Sunday, December 25, 2005

Are We the Waiting

So it's Christmas, and we did the gifts thing last night, because my sister and her family are going to my brother-in-law's family thing today. My nephew likes his new camcorder (and he's too young to realize that it's really not that good); my niece likes her soccer goal (which I have to give my brother money for, still); and I spent a combined total of twenty dollars on my parents, having gotten each of them exactly what they asked for.

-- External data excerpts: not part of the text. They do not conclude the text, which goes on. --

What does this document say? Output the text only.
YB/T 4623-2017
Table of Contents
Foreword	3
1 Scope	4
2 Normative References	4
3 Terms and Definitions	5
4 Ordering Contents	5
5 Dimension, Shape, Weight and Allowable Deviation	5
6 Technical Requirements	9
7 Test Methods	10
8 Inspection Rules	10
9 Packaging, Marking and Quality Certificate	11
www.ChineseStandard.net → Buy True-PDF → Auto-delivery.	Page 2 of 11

In return, my parents gave me a hundred bucks (nearly enough for four box-sets tomorrow; cashing in on Warner Bros.' rebate offer), a very nifty hand-cranked LED flashlight that never needs batteries, an iKlean variety pack (which does a much better job of cleaning my laptop than the crap I've been using), and –my personal favorite– a pair of Chucks, classic black.

For those of you who either don't remember, or those who have never heard of them referred to as such, Chucks are (I feel like I'm explaining two-plus-two-equals-four) Converse All-Stars, named for Chuck Taylor, whose name is on every pair. My nephew was looking at my shoes, and he's like, "What's so special about those?" So I explained to him that I used to have a pair of them in high school, and when they'd wear out, I'd get another until I wore that pair out, and that they're a classic. "Well, why are they a classic?" I held them up over my head and asked my mother if they had these when she was my nephew's age, to which she told him yes, and he was amazed by this, because that was like a hundred years ago, by his estimation.

The best part is, the Chucks fit, unlike last year's most unfortunate "Boots!" incident, which some of you may remember, where I turned into The West Wing's Toby Ziegler for three days, walking around in a daze, only able to say the word, "Boots!" It figures that after a bad Christmas, I'd turn into a middle-aged Jewish guy.

Anyway, I'm getting paid for this day off of work, so I'd best be productive. I have to watch the last one and a half episodes of Firefly, then watch Serenity, I've got two seasons of Gilmore Girls and two seasons of The West Wing that I haven't even opened yet, the extras on the extended & uncut version of Sin City, Merhcant of Venice, Sideways, and probably a half-dozen other movies that I've watched about five minutes of before starting work on something else. And it's Christmas, which means I have to watch E.T. at some point this week, because I do that every year. The movie's over twenty years old, and I've only seen it five times, limiting myself to once a year, which keeps it from getting old.

And then, somewhere in the midst of all of this, I'm probably going to go to Denny's and sit down with a cup of coffee and finish reading Bang Your Head: The Rise and Fall of Heavy Metal, which is like reading the transcript of a rather massive sort of Behind the Music: Hair Bands. Now, when I initially read the title, I thought to myself, "Oho! A book on a musical trend!" and picked it up. The down-side is that it's not so much about the musical trend of heavy metal as it's about the individual bands that made up the genre, and I see a substantial difference between the two. I think that a musical movement is like a gestalt, where the whole is more than the sum of its parts, and I don't think that the implosion of Ratt or Quiet Riot led to the end of heavy metal. I don't think that the rise of alternative music led to the end of heavy metal, seeing how all of the metalheads I knew in junior high and high school flat-out rejected Nirvana, Pearl Jam, Smashing Pumpkins, and basically anything else that came out of the 1990's.

So, once I'm finished with that book, I'll start in on the one that strikes me as considerably more fascinating, Parental Advisory: Music Censorship in America. I've always found censorship to be a very interesting subject, and I think that Granville Hicks' quote on the subject is absolutely true: "A censor is a man who knows more than he thinks you ought to."

And, in closing, the new issue of Rolling Stone with King Kong on the cover is, bar none, the very finest issue of Rolling Stone that has ever been published. It's got their collection of mavericks, rogues, and rebels of the year (including Cindy Sheehan, Kanye West, George Clooney, Billy Joe Armstrong, et cetera), and it labels 2005 as the Worst Year Ever, which is absolutely true. It's even better (and often funnier) than Al Franken's newest book, which I spent considerably more money on.

Conclusions I've come to this year:
  • The patriots who founded this country were a bunch of intellectuals who decided to tell the ruling powers to fuck off.
    • We need more patriots.
      • My generation will save the world, provided my parents' generation doesn't destroy it first.